Dentro do pavilhão central e nas tendas do partido de cada distrito há gente diferente da que está lá fora. São mais velhos e interessam-se pelas palestras, pelos debates. Alguns dormem sentados até. A tarde ainda não vai longa. Não são destas pessoas que andam ao sol, pelos palcos. Lá fora, os troncos nus e os biquínis ajudam a enfrentar o calor. Os lagos que há pelo recinto estão repletos como uma piscina pública numa tarde de Agosto. Uns de fato de banho, outros vestidos. Há lugar para todos se refrescarem.

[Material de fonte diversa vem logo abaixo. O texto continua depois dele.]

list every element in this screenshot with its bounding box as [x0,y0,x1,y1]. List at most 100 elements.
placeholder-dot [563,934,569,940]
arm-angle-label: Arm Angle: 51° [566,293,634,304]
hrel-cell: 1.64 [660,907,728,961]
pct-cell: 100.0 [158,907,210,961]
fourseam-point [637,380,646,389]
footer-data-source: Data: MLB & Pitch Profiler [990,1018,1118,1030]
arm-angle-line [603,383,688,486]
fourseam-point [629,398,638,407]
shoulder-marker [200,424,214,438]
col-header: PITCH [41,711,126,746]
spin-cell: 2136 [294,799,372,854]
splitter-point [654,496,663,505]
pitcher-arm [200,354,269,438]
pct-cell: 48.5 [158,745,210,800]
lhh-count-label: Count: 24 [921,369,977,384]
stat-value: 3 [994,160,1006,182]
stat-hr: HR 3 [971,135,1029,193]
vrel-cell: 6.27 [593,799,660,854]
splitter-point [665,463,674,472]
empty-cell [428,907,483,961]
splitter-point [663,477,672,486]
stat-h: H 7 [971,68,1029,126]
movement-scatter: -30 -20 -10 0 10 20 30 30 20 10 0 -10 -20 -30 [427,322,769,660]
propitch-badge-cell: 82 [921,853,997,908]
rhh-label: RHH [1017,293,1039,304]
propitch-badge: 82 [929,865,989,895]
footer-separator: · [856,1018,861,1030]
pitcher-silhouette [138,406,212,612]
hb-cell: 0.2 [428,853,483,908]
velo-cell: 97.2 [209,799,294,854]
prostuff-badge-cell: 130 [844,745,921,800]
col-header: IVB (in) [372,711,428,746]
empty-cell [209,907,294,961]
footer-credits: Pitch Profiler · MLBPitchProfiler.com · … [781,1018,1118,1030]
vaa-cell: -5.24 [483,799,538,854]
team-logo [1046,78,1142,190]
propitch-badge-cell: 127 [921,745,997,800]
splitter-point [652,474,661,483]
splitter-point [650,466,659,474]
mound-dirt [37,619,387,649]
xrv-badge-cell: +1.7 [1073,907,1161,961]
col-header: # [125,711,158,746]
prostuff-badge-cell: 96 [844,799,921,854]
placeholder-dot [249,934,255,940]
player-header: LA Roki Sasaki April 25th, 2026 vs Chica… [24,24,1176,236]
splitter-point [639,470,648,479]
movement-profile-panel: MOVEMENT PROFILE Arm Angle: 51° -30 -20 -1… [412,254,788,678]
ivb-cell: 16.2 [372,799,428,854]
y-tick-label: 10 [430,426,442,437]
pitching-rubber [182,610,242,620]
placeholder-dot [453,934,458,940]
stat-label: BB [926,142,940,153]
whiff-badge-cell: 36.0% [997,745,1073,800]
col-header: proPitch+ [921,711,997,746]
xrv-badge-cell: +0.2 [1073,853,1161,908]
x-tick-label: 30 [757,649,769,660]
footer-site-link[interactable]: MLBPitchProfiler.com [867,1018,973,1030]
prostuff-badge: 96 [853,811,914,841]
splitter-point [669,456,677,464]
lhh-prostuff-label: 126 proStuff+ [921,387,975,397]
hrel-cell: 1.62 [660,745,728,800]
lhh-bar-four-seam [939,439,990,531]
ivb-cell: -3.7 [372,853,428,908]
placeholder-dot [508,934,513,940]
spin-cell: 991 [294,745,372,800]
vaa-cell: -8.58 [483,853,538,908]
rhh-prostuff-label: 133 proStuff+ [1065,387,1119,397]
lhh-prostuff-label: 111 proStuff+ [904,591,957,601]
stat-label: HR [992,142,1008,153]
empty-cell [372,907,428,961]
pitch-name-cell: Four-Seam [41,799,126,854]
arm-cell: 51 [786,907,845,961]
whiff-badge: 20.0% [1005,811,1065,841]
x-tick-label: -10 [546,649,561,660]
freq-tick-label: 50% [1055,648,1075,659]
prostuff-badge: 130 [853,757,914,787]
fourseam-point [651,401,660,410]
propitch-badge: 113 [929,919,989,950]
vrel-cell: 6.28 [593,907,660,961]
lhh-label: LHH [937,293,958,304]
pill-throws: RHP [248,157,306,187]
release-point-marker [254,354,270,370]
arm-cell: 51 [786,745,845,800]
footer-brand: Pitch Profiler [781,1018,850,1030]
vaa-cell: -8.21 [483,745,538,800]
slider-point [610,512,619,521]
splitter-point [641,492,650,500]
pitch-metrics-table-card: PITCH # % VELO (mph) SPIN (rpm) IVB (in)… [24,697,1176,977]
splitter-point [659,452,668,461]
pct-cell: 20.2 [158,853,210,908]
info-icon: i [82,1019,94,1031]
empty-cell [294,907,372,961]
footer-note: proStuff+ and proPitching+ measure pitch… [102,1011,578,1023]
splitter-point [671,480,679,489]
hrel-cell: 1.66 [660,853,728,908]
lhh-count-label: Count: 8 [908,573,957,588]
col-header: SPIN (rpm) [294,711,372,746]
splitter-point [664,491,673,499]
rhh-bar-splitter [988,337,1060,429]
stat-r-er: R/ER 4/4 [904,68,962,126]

Ao Avante! vem de tudo. Gente de todos os estilos, de todas as idades. Mães passeiam carrinhos de bebé ao lado de gente que deverá ter netos - alguns bisnetos, talvez. Gente de todo o país, ouvem-se muitas pronúncias diferentes. Vem gente militante e simpatizante, mas também quem nem pense em política. Maria Luísa Mendonça, de 65 anos, é militante e não vê mal nisso. "Eu venho pela política, mas há muitos jovens que não", diz. "Se a festa fosse só política, não havia tanta gente." Um grupo de adolescentes descansa, recostado na parede de uma das tendas. "Eu venho pelo convívio, pela música", confirma Sara Caldas, de 17 anos. "Nós", e fala pelo grupo de amigos, "não vimos pela política."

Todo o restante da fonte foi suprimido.